Par Nexus
Alors que la Commission nationale du patrimoine et de l’architecture continue d’émettre un avis défavorable à l’enlèvement de plusieurs vitraux de la cathédrale Notre-Dame de Paris, épargnés par l’incendie de 2019, pour les remplacer par des vitraux contemporains, le projet voulu par Emmanuel Macron se poursuit. Un « geste artistique » présidentiel estimé à 4 M€.
◆ Le message trompeur de Rachida Dati
En n’annonçant qu’une demi-vérité, le message posté sur X jeudi dernier par la ministre de la Culture, Rachida Dati, était assez malin en termes de communication politique. À le lire, on pourrait croire que la Commission nationale du patrimoine et de l’architecture (CNPA), jusque-là fortement opposée au remplacement de certains vitraux de la cathédrale Notre-Dame par des œuvres contemporaines, a finalement changé d’avis.

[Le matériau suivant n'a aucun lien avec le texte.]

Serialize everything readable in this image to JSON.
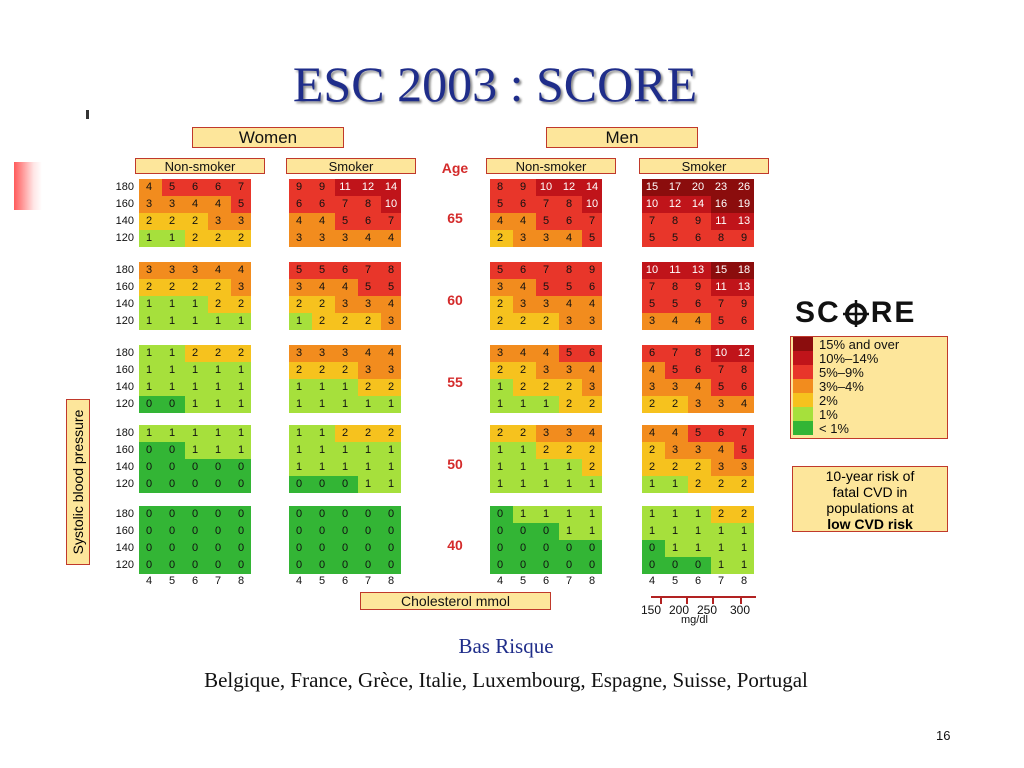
{
  "slide": {
    "title": "ESC 2003 : SCORE",
    "caption_line1": "Bas Risque",
    "caption_line2": "Belgique, France, Grèce, Italie, Luxembourg, Espagne, Suisse, Portugal",
    "page_number": "16"
  },
  "chart_data": {
    "type": "heatmap",
    "title": "",
    "sex_labels": [
      "Women",
      "Men"
    ],
    "smoking_labels": [
      "Non-smoker",
      "Smoker"
    ],
    "age_label": "Age",
    "ages": [
      "65",
      "60",
      "55",
      "50",
      "40"
    ],
    "sbp_values": [
      "180",
      "160",
      "140",
      "120"
    ],
    "cholesterol_values": [
      "4",
      "5",
      "6",
      "7",
      "8"
    ],
    "ylabel": "Systolic blood pressure",
    "xlabel": "Cholesterol mmol",
    "mgdl": {
      "values": [
        "150",
        "200",
        "250",
        "300"
      ],
      "unit": "mg/dl"
    },
    "panels": {
      "women_nonsmoker": [
        [
          [
            4,
            5,
            6,
            6,
            7
          ],
          [
            3,
            3,
            4,
            4,
            5
          ],
          [
            2,
            2,
            2,
            3,
            3
          ],
          [
            1,
            1,
            2,
            2,
            2
          ]
        ],
        [
          [
            3,
            3,
            3,
            4,
            4
          ],
          [
            2,
            2,
            2,
            2,
            3
          ],
          [
            1,
            1,
            1,
            2,
            2
          ],
          [
            1,
            1,
            1,
            1,
            1
          ]
        ],
        [
          [
            1,
            1,
            2,
            2,
            2
          ],
          [
            1,
            1,
            1,
            1,
            1
          ],
          [
            1,
            1,
            1,
            1,
            1
          ],
          [
            0,
            0,
            1,
            1,
            1
          ]
        ],
        [
          [
            1,
            1,
            1,
            1,
            1
          ],
          [
            0,
            0,
            1,
            1,
            1
          ],
          [
            0,
            0,
            0,
            0,
            0
          ],
          [
            0,
            0,
            0,
            0,
            0
          ]
        ],
        [
          [
            0,
            0,
            0,
            0,
            0
          ],
          [
            0,
            0,
            0,
            0,
            0
          ],
          [
            0,
            0,
            0,
            0,
            0
          ],
          [
            0,
            0,
            0,
            0,
            0
          ]
        ]
      ],
      "women_smoker": [
        [
          [
            9,
            9,
            11,
            12,
            14
          ],
          [
            6,
            6,
            7,
            8,
            10
          ],
          [
            4,
            4,
            5,
            6,
            7
          ],
          [
            3,
            3,
            3,
            4,
            4
          ]
        ],
        [
          [
            5,
            5,
            6,
            7,
            8
          ],
          [
            3,
            4,
            4,
            5,
            5
          ],
          [
            2,
            2,
            3,
            3,
            4
          ],
          [
            1,
            2,
            2,
            2,
            3
          ]
        ],
        [
          [
            3,
            3,
            3,
            4,
            4
          ],
          [
            2,
            2,
            2,
            3,
            3
          ],
          [
            1,
            1,
            1,
            2,
            2
          ],
          [
            1,
            1,
            1,
            1,
            1
          ]
        ],
        [
          [
            1,
            1,
            2,
            2,
            2
          ],
          [
            1,
            1,
            1,
            1,
            1
          ],
          [
            1,
            1,
            1,
            1,
            1
          ],
          [
            0,
            0,
            0,
            1,
            1
          ]
        ],
        [
          [
            0,
            0,
            0,
            0,
            0
          ],
          [
            0,
            0,
            0,
            0,
            0
          ],
          [
            0,
            0,
            0,
            0,
            0
          ],
          [
            0,
            0,
            0,
            0,
            0
          ]
        ]
      ],
      "men_nonsmoker": [
        [
          [
            8,
            9,
            10,
            12,
            14
          ],
          [
            5,
            6,
            7,
            8,
            10
          ],
          [
            4,
            4,
            5,
            6,
            7
          ],
          [
            2,
            3,
            3,
            4,
            5
          ]
        ],
        [
          [
            5,
            6,
            7,
            8,
            9
          ],
          [
            3,
            4,
            5,
            5,
            6
          ],
          [
            2,
            3,
            3,
            4,
            4
          ],
          [
            2,
            2,
            2,
            3,
            3
          ]
        ],
        [
          [
            3,
            4,
            4,
            5,
            6
          ],
          [
            2,
            2,
            3,
            3,
            4
          ],
          [
            1,
            2,
            2,
            2,
            3
          ],
          [
            1,
            1,
            1,
            2,
            2
          ]
        ],
        [
          [
            2,
            2,
            3,
            3,
            4
          ],
          [
            1,
            1,
            2,
            2,
            2
          ],
          [
            1,
            1,
            1,
            1,
            2
          ],
          [
            1,
            1,
            1,
            1,
            1
          ]
        ],
        [
          [
            0,
            1,
            1,
            1,
            1
          ],
          [
            0,
            0,
            0,
            1,
            1
          ],
          [
            0,
            0,
            0,
            0,
            0
          ],
          [
            0,
            0,
            0,
            0,
            0
          ]
        ]
      ],
      "men_smoker": [
        [
          [
            15,
            17,
            20,
            23,
            26
          ],
          [
            10,
            12,
            14,
            16,
            19
          ],
          [
            7,
            8,
            9,
            11,
            13
          ],
          [
            5,
            5,
            6,
            8,
            9
          ]
        ],
        [
          [
            10,
            11,
            13,
            15,
            18
          ],
          [
            7,
            8,
            9,
            11,
            13
          ],
          [
            5,
            5,
            6,
            7,
            9
          ],
          [
            3,
            4,
            4,
            5,
            6
          ]
        ],
        [
          [
            6,
            7,
            8,
            10,
            12
          ],
          [
            4,
            5,
            6,
            7,
            8
          ],
          [
            3,
            3,
            4,
            5,
            6
          ],
          [
            2,
            2,
            3,
            3,
            4
          ]
        ],
        [
          [
            4,
            4,
            5,
            6,
            7
          ],
          [
            2,
            3,
            3,
            4,
            5
          ],
          [
            2,
            2,
            2,
            3,
            3
          ],
          [
            1,
            1,
            2,
            2,
            2
          ]
        ],
        [
          [
            1,
            1,
            1,
            2,
            2
          ],
          [
            1,
            1,
            1,
            1,
            1
          ],
          [
            0,
            1,
            1,
            1,
            1
          ],
          [
            0,
            0,
            0,
            1,
            1
          ]
        ]
      ]
    },
    "legend": [
      {
        "label": "15% and over",
        "color": "#8b0d0d"
      },
      {
        "label": "10%–14%",
        "color": "#c0141a"
      },
      {
        "label": "5%–9%",
        "color": "#e8362a"
      },
      {
        "label": "3%–4%",
        "color": "#f28c1e"
      },
      {
        "label": "2%",
        "color": "#f6c21e"
      },
      {
        "label": "1%",
        "color": "#a6e03c"
      },
      {
        "label": "< 1%",
        "color": "#33b535"
      }
    ],
    "risk_note": {
      "line1": "10-year risk of",
      "line2": "fatal CVD in",
      "line3": "populations at",
      "line4": "low CVD risk"
    },
    "logo_text": {
      "left": "SC",
      "right": "RE"
    }
  }
}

« La Commission nationale du patrimoine et de l’architecture (CNPA) a émis à l’unanimité le vœu de : la restauration des vitraux de Viollet-le-Duc dès qu’ils seront déposés ; leur exposition dans un lieu dédié », a ainsi résumé la ministre, en choisissant délibérément d’omettre l’essentiel, à savoir que la commission maintient globalement un avis défavorable sur le projet.

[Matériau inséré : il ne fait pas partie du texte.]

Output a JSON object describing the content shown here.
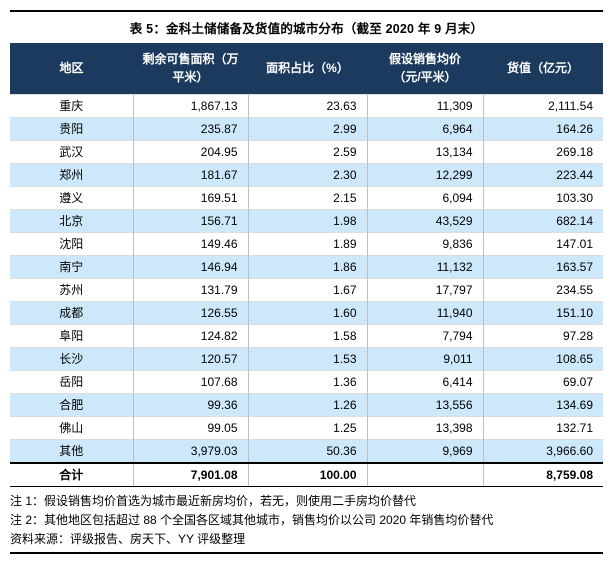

◆ Un projet d’abord jugé « irrecevable » par Bachelot
Retour en arrière. En novembre 2020, alors que la cathédrale est en restauration suite à l’incendie de 2019, Mgr Aupetit, archevêque de Paris, évoque l’idée d’un « geste contemporain » par la création de nouveaux vitraux. Ce à quoi Roselyne Bachelot, alors ministre de la Culture, s’était fermement opposée. « La France a signé la convention de Venise de 1964 qui rend absolument impossibles toute dépose desdits vitraux et leur remplacement par des œuvres modernes. La chose est pour moi irrecevable et contraire aux conventions que nous avons signées », avait-elle déclaré lors d’une audition à l’Assemblée nationale.
◆ Macron revient à la charge en 2023
Alors que le projet semble enterré, il ressurgit soudain le 8 décembre 2023. Lors d’une visite du chantier de Notre-Dame, le président Emmanuel Macron annonce que les vitraux de six des sept chapelles du bas-côté sud de la cathédrale vont être remplacés par des vitraux contemporains, qui feront l’objet d’un concours. Ces nouvelles œuvres permettront d’inscrire « la marque du XXIe siècle » au sein de l’édifice. Selon une dépêche AFP reprise par Le Monde, le chef de l’État répond ainsi à une demande insistante du nouvel archevêque de Paris, Mgr Ulrich.
Les vitraux déposés, signés de l’architecte Eugène Viollet-le-Duc (1814-1879), seront quant à eux exposés dans le futur « Musée de l’œuvre de Notre-Dame », dont la création est également annoncée lors de cette visite.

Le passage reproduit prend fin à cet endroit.